He said at a seminar on the problems of sugarcane growers organised by the board in Hadi Bux Rind village near Nasarpur that the provincial government should make the sugar mills pay officially-fixed rate of Rs67 per 40 kilogramme to growers and ensure they also paid them arrears.
He urged the growers not to supply sugarcane to brokers and sugar mills’ agents at prices less than the official rate and lashed out at mill owners for their refusal to pay official rate, delay in payment of arrears, purchase of cane through middlemen at reduced price and faulty weights and measures.
Mr Nizamani said that the board had foiled the mills conspiracy to get the price of sugarcane brought down from Rs67 per 40kg to Rs60 per 40kg in the original notification.

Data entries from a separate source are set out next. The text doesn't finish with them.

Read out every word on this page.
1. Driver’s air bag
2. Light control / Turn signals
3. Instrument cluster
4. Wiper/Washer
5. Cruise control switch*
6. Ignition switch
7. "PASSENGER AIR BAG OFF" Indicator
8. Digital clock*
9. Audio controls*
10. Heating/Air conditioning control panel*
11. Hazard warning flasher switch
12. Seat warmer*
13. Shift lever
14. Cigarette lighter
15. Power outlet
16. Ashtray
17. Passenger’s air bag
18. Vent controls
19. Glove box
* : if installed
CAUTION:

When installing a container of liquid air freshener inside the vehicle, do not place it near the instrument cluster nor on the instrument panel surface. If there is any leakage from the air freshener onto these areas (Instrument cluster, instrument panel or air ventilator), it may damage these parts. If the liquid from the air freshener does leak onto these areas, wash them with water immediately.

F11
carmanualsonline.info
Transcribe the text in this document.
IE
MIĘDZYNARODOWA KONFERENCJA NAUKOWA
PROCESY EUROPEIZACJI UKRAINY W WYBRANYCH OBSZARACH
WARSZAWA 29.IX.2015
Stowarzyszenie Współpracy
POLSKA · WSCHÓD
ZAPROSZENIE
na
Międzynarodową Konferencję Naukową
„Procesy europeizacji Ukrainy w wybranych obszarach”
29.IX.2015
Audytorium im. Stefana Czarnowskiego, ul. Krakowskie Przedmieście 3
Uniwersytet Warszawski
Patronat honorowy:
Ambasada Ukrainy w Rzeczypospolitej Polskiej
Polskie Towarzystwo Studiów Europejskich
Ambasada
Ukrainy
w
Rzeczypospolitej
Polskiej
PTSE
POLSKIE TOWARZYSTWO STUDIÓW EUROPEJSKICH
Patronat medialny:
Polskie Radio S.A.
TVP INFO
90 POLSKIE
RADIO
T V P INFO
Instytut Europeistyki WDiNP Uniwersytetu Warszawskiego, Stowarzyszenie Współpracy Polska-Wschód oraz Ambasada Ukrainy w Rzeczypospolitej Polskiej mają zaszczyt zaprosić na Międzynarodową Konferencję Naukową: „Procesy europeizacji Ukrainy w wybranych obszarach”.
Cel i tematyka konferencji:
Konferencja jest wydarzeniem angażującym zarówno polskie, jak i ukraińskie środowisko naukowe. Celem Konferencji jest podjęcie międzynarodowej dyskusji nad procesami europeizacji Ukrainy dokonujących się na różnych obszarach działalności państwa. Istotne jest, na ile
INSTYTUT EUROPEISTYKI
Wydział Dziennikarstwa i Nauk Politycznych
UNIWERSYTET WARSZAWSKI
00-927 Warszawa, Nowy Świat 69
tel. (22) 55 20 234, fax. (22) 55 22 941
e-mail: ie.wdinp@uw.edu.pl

He said that the sugar mills would have to pay them official rate and advised growers not to sell their crop to the mills’ agents at reduced rates and obtain proper receipts from the mills for their produce.
He said that the board had provided detailed and correct statistics on sugarcane to the government and informed it that if the price was reduced even by one single rupee, the consequences would be extremely serious.

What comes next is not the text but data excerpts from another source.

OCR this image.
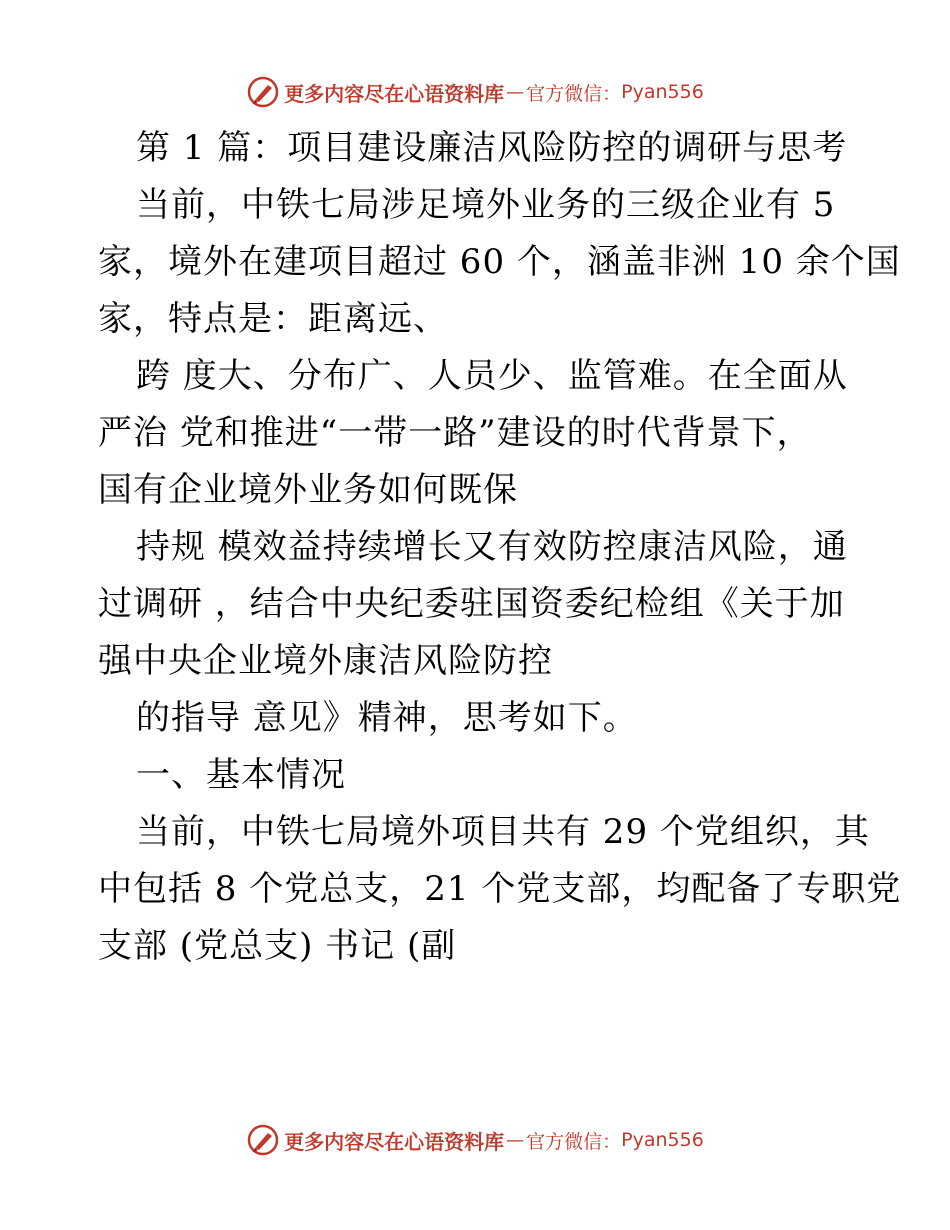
更多内容尽在心语资料库 — 官方微信： Pyan556
第 1 篇：项目建设廉洁风险防控的调研与思考
当前，中铁七局涉足境外业务的三级企业有 5
家，境外在建项目超过 60 个，涵盖非洲 10 余个国
家，特点是：距离远、
跨 度大、分布广、人员少、监管难。在全面从
严治 党和推进“一带一路”建设的时代背景下，
国有企业境外业务如何既保
持规 模效益持续增长又有效防控康洁风险，通
过调研 ，结合中央纪委驻国资委纪检组《关于加
强中央企业境外康洁风险防控
的指导 意见》精神，思考如下。
一、基本情况
当前，中铁七局境外项目共有 29 个党组织，其
中包括 8 个党总支，21 个党支部，均配备了专职党
支部 (党总支) 书记 (副
更多内容尽在心语资料库 — 官方微信： Pyan556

He feared that the cultivation of sugarcane in the non-sugarcane growing areas was adversely affecting wheat and cotton crops and leading to acute shortage of water.
He argued that when Punjab was being paid premium on its Basmati rice, good quality cotton and other crops, there was no reason why the cane growers of Sindh should not be paid premium because Sindh's sugarcane produced more than 4kg of additional sugar from one maund of sugarcane when compared to the Punjab’s.
He pointed out that Rs7 billion in the shape of quality premium had been outstanding against mill owners as the mill owners’ appeal was pending in the Supreme Court.
He slammed the middlemen and brokers, who he said were exploiting the growers. When a sugar mill in Ghotki was paying Rs67 per 40kg to the growers on time why couldn’t other mills do the same.
Mr Nizamani warned that if the growers’ problems were not solved they would have no option but to switch over to other crops. If their problems were not solved within a week they would hold meetings in the sugarcane areas to motivate growers to launch a joint struggle for their legal and just rights, he warned.
Wheat could not be cultivated on 300,000 acres due to inordinate delay in the start of crushing season, he said and asked when the country had produced 23.3 million tons of wheat, according to official estimates, and total domestic consumption stood at 20 million tons where were the remaining 3.3 million tons.
He said that he failed to understand why the government did not take action against 50 hoarders whose list had been provided to the prime minister when the wheat flour was being sold for Rs30-35 per kg.
Major (Rtd) Umer Farooq, Mehmood Nawaz Shah, Qazi Abdul Majeed, Mehfooz Ursani, Syed Nadeem Shah and a number of agriculturists also spoke at the seminar.